Changes to the Saskatchewan’s Water and Wastewater Works Operator Certification Standards
December 4, 2016
- These Saskatchewan Water and Wastewater Works Operator Certification Standards took effect on December 4, 2016 and are intended for use by the Saskatchewan Operator Certification Board, operators, municipalities, consultants and other persons involved with the operation of water and wastewater treatment facilities in Saskatchewan.
- The Operator Certification Board must base their certification decisions on these standards as well as The Waterworks and Sewage Works Regulations.

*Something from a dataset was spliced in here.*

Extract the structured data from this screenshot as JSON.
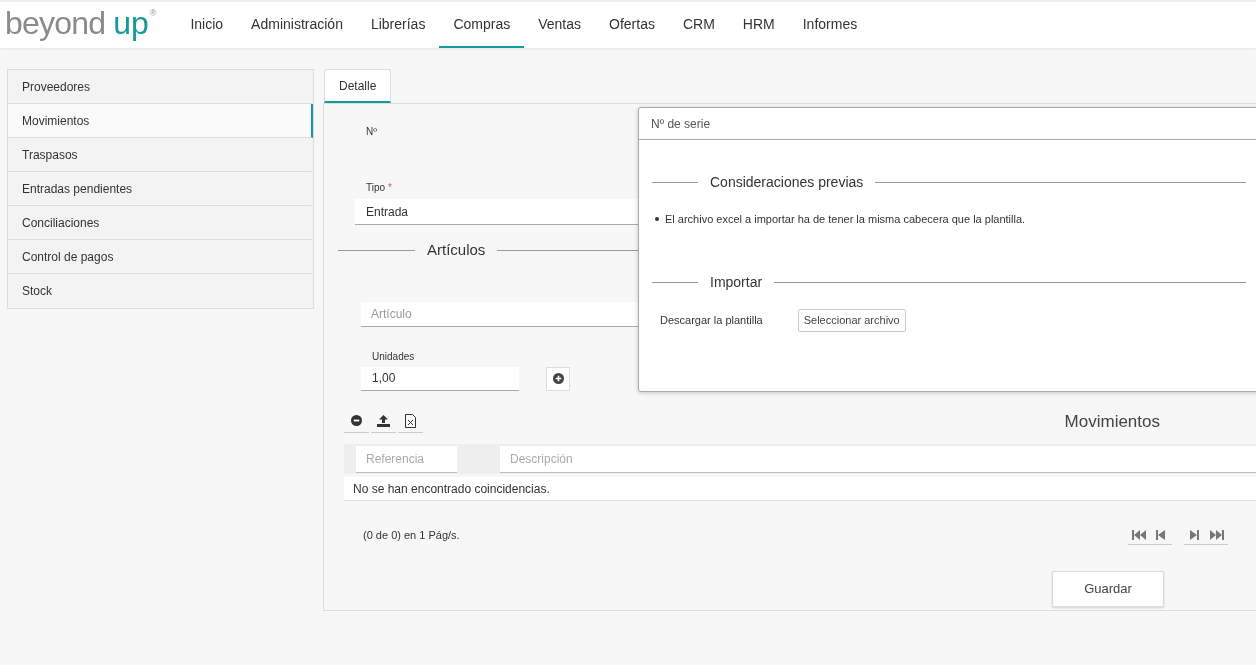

- All ten provinces as well as Yukon and the Northwest Territories participated in the development of the “Canadian best practices” with which Saskatchewan’s certification standards align. The purpose of the “Canadian best practices” isto provide greater program and administrative guidance to jurisdictions and to strive for greater harmonization of certification program requirement across Canada. In this way the “Canadian best practices” and Saskatchewan’s certification standards support reciprocity and the Agreement on Internal Trade.

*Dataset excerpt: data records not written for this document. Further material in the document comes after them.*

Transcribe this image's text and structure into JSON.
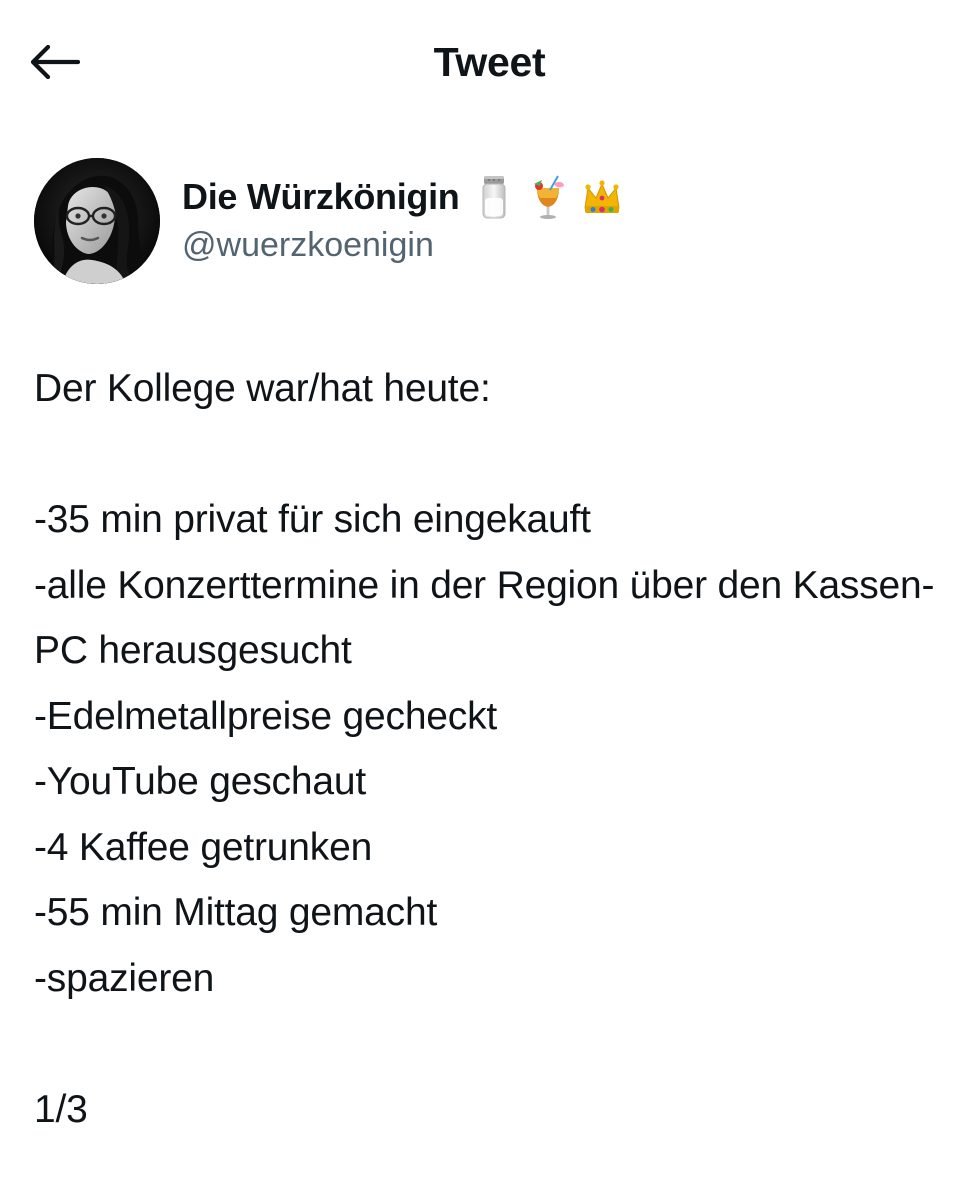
{
  "header": {
    "title": "Tweet",
    "back_icon": "arrow-left-icon"
  },
  "author": {
    "name": "Die Würzkönigin",
    "handle": "@wuerzkoenigin",
    "name_emojis": [
      "salt-shaker-icon",
      "tropical-drink-icon",
      "crown-icon"
    ]
  },
  "tweet": {
    "text": "Der Kollege war/hat heute:\n\n-35 min privat für sich eingekauft\n-alle Konzerttermine in der Region über den Kassen-PC herausgesucht\n-Edelmetallpreise gecheckt\n-YouTube geschaut\n-4 Kaffee getrunken\n-55 min Mittag gemacht\n-spazieren\n\n1/3"
  },
  "colors": {
    "text": "#0f1419",
    "secondary_text": "#536471",
    "background": "#ffffff"
  }
}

- The Agreement on Internal Trade requires each province and territory to issue the same type and level of drinking water and wastewater certificate which have been issued in other provinces and territories provided that the certificate is in good standing.
- The other provinces and territories are at various stages in instituting these best practices. In terms of our neighboring provinces, Alberta and Manitoba have already included all of the best practices within their guidelines.

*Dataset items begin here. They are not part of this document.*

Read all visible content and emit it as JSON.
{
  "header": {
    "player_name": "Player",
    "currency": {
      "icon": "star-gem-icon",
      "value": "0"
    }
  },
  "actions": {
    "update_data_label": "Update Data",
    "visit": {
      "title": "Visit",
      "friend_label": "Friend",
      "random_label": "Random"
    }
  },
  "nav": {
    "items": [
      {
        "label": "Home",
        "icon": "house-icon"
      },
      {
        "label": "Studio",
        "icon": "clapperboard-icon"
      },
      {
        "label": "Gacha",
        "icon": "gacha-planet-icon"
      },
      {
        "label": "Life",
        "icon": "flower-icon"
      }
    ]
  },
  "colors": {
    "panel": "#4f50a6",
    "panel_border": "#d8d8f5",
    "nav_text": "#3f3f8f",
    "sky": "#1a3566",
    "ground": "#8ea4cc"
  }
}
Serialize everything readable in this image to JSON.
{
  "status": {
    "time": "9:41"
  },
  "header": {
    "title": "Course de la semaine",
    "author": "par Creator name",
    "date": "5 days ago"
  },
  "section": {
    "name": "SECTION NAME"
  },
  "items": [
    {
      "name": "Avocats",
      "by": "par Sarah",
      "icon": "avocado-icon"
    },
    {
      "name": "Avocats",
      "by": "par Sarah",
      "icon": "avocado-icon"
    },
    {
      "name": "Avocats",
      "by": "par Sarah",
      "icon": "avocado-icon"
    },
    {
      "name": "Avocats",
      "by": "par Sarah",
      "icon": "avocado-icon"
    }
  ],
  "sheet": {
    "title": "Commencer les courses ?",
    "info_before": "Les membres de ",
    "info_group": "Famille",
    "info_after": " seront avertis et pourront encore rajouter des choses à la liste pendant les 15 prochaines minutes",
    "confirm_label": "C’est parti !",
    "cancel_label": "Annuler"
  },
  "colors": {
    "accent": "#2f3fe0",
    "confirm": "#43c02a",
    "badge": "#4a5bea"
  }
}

- Sixteen best practices recommendations were developed. The Saskatchewan certification program already operates by the majority of these best practices but changes to the standards are required to institute them fully.
- Changes include:
- No substitution for education for small systems and Level One Classifications. The previous certification standard allowed for one year operating experience as a substitute for two years of grade school and one year operating experience for one year high school. The completion of grade 10 or equivalent for small systems and grade 12 or equivalent for level one classifications helps to ensure an operator has the minimal acceptable reading, mathematical and applicable science knowledge and abilities to read, understand, calculate and interpret operational and safety instructions; and
- Six hours (0.6 CEUs) of mandatory approved training are now required for both small water systems and small wastewater systems. The previous requirement was to obtain a 70% mark on small system certification exams and exams could be challenged without the operator ever receiving training. Mandatory entry level training on defined subjects ensures that all operators have completed training on the fundamentals of water/wastewater.